她说跟希亚娜去看Bukit Padang 看日出,我回复翻白眼的表情然后 Have fun.
年轻真好,精力充沛。
我起床上厕所、把头发扎成辫,梳子上的头发好像又开始多了。
屋外还是暗的,没有打开房里的灯。
坐到书桌上,想继续看昨晚疲倦得没有看完的影片。
手指和脚踝还是很痛,止痛药的效果已经没有之前的效果。
我在昏暗的房里的书桌上,凭着记忆伸手拿今天想闻的印度檀香。
盒子是黄色的,轻轻地把檀香分开,再寻找打火机把它点着。
不情愿的拖起疼痛的身体站起来,往身后的檀香炉把它安置好。
檀香味在昏暗的房里弥漫,坐回书桌打开笔电。
最近随意听轻松的音乐 playlist 播起我找了很久的那首歌。
把它 remark 成 loved, 却一直想不起谁唱的?什么歌名?
是 Jack Johnson 的 I got you.
吉他声的节奏一拍一拍的像睡觉时会有人拍拍你让你别担心的催眠曲。
昨日第四次去看医生,果然跟自体免疫的专科说的一样。
类风湿专科医生只看验血报告,并不知道发生什么事。
报告里的发炎指数正常,我却从左耳边的牙臼关节痛到脚底关节。
医生一脸困惑说:找不到疼痛的原因。
内心都震撼得快要哭出来,难道是我幻想出来的痛吗?
我竟然开始质疑自己,不质疑自己就质疑医生的专业知识。
三个月后回诊,保持每星期4颗不加量、领三个月的药。
下次复诊喉咙依然有异物的感觉就去耳鼻喉做探视镜。(烦)
医生说话很柔和,人很好也很真诚。
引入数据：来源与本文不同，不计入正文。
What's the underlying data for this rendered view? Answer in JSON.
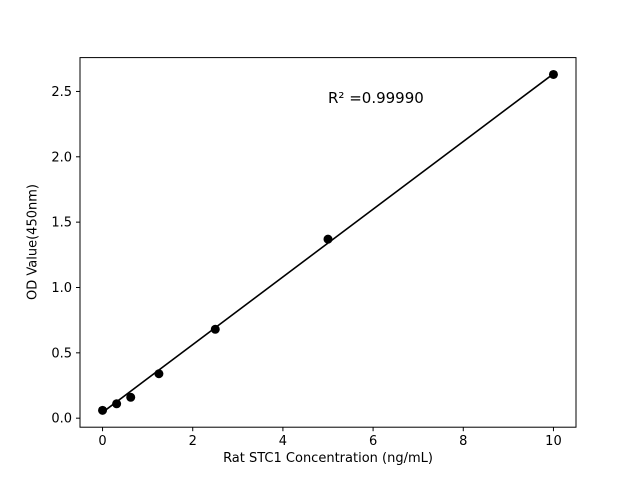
{
  "figure": {
    "background": "#ffffff"
  },
  "chart_data": {
    "type": "scatter",
    "title": "",
    "xlabel": "Rat STC1 Concentration (ng/mL)",
    "ylabel": "OD Value(450nm)",
    "annotation": {
      "text": "R² =0.99990",
      "x": 5.0,
      "y": 2.4
    },
    "x": [
      0,
      0.3125,
      0.625,
      1.25,
      2.5,
      5,
      10
    ],
    "y": [
      0.06,
      0.11,
      0.16,
      0.34,
      0.68,
      1.37,
      2.63
    ],
    "fit_line": {
      "x1": 0,
      "y1": 0.045,
      "x2": 10,
      "y2": 2.635
    },
    "xlim": [
      -0.5,
      10.5
    ],
    "ylim": [
      -0.069,
      2.759
    ],
    "xticks": [
      {
        "v": 0,
        "label": "0"
      },
      {
        "v": 2,
        "label": "2"
      },
      {
        "v": 4,
        "label": "4"
      },
      {
        "v": 6,
        "label": "6"
      },
      {
        "v": 8,
        "label": "8"
      },
      {
        "v": 10,
        "label": "10"
      }
    ],
    "yticks": [
      {
        "v": 0.0,
        "label": "0.0"
      },
      {
        "v": 0.5,
        "label": "0.5"
      },
      {
        "v": 1.0,
        "label": "1.0"
      },
      {
        "v": 1.5,
        "label": "1.5"
      },
      {
        "v": 2.0,
        "label": "2.0"
      },
      {
        "v": 2.5,
        "label": "2.5"
      }
    ],
    "grid": false,
    "legend": null,
    "colors": {
      "marker": "#000000",
      "line": "#000000",
      "axis": "#000000",
      "text": "#000000"
    }
  }
}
但我还是很痛呀~(无力)
生病的这段时间,身边的人只看见我表情痛苦、动作缓慢。
痛或不痛外表都像个正常人一样,无法理解。
朋友送我天价的营养品,说这东西能让细胞重生。
抱着希望试了又试都不见效果,更让自己沮丧。
负面思绪不断的打击自己,好不起来。
都快抑郁了。
看着朋友那兴冲冲拿着天价保健品给我的眼神。
无奈的叹说:你看起来真的不懂什么是自体免疫疾病啊~
我不再解释,他也是关心我、为我好。
那一刻,我只能满心感谢他的好。
以为前几个月的逐渐转好会继续变好、越来越好。
没想到昨天血检确实好了,我却还在痛的要命。
那位从香港移民到美国患有自体免疫的女医生说,
I became my own worst nightmare patient.
说自体免疫病患需要的是如何过好日子的 “知识”而不是药物。
复诊的时候我发呆的看着付款柜台来来去去的人,
听着收款人员说出的医疗费用三位数、四位数的数字,
心想对呀,这就是伟大的 Mother Fucking Medicine Industrial。
哪个傻子愿意放弃继续每天收巨款这种好事?
最近工作的地方里也来了一个乡下来的病人,
跟我诉说私人医院要收五万块的医疗费用,那是最低起价。
急病乱投医。
我以为找个最靠近自己的自然疗法能治好自己。
结果付了钱却掉入陷阱。是新加坡人,
如此判断能力失常的自己,更让人抑郁。
此刻的房间里已经被窗外早晨柔和的阳光照亮。
笔电播着轻松的音乐、还有淡淡的檀香味弥漫在空气里。
妹妹因为我说手腕痛,买了两个电脑护腕垫给我。
一个放在公司、一个放在家里用。
疾病常常把我逼到濒临崩溃的绝境。
情绪也常常处于不耐烦、暴躁的处境里。
家里多了容易打扫清洁的电器、让我情绪安稳的香氛、
一大堆瓶瓶罐罐的保健品、方便我听歌或听 podcast 的静音无线耳机。
护腰、护脚、护臀的枕头,避免长时间看手机会手痛的手机架...
虽然都是大家的一番好意,但越看越觉得自己是个废物。
还是很容易疲倦、还是会反反复复无止境的痛。